SGI Installs First Itanium Cluster At OSC
Troy Baer writes: "SGI and the Ohio Supercomputer Center (OSC) have announced the installation of the first cluster using Itanium processors. The system consists of 73 SGI 750 nodes, each with two Itanium 733MHz procs and 4GB of memory, connected by Myrinet 2000 and Ethernet. Software includes Linux/ia64, SGI's ia64 compiler suite, MPICH/ch_gm, OpenPBS, and Maui Scheduler."
The story has been out for months and people obviously haven't been paying attention or at least have failed to see just how concerted this effort is. This technology isn't new, but it's just a small part of the whole if you know where to look.
...
The new systems sound great, but they're tiny compared to what it's going to be like when the GRID is up and running.
What the story fails to mention is that this system is likely to be connected to the other GRID environments in the States and the new ones in Europe at which stage you wont be talking about just 4 super computer centres but nearly a hundred, each with several Tflops of processing power and a few petabytes (10**15) of storage.
I would suggest that to put this in the proper perspective you also look at IBM's contract to do the same to 4 sites in the Netherlands, the UK GRID which has 9 sites, the German one which I dont know much about but is fairly advanced and the CERN DataGrid. These are all interconnected with the same people working on several at a time.

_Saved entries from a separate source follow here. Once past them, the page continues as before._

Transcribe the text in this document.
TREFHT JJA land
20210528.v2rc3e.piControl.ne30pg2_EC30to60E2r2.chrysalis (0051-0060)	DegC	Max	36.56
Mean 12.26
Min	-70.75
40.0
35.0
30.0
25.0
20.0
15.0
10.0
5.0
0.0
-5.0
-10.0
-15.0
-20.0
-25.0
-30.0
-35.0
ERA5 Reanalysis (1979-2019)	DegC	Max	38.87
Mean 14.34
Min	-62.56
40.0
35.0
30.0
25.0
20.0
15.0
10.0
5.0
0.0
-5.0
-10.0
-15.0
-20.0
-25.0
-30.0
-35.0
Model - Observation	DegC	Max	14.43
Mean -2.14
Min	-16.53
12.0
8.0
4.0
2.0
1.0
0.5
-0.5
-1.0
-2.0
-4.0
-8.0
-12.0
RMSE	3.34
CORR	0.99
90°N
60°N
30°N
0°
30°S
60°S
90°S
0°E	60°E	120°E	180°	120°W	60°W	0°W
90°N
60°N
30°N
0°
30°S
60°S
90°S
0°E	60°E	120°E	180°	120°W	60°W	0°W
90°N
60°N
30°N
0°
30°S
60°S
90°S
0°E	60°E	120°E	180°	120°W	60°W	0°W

Or you could have a look at the top500, find all the supercomputers in Europe & the US which aren't classified or commercial and then figure out what their combined processing power is. You should then have a fair idea just how much processing power there will be in a couple of years time 8)
Now back to the Particle Physics experiments
Sorry, but there's nothing overpriced about the Origin 3000 family. I saw a quote for a 16-processor O3400 with 16 GB of RAM; the bottom line at list price was around $500,000.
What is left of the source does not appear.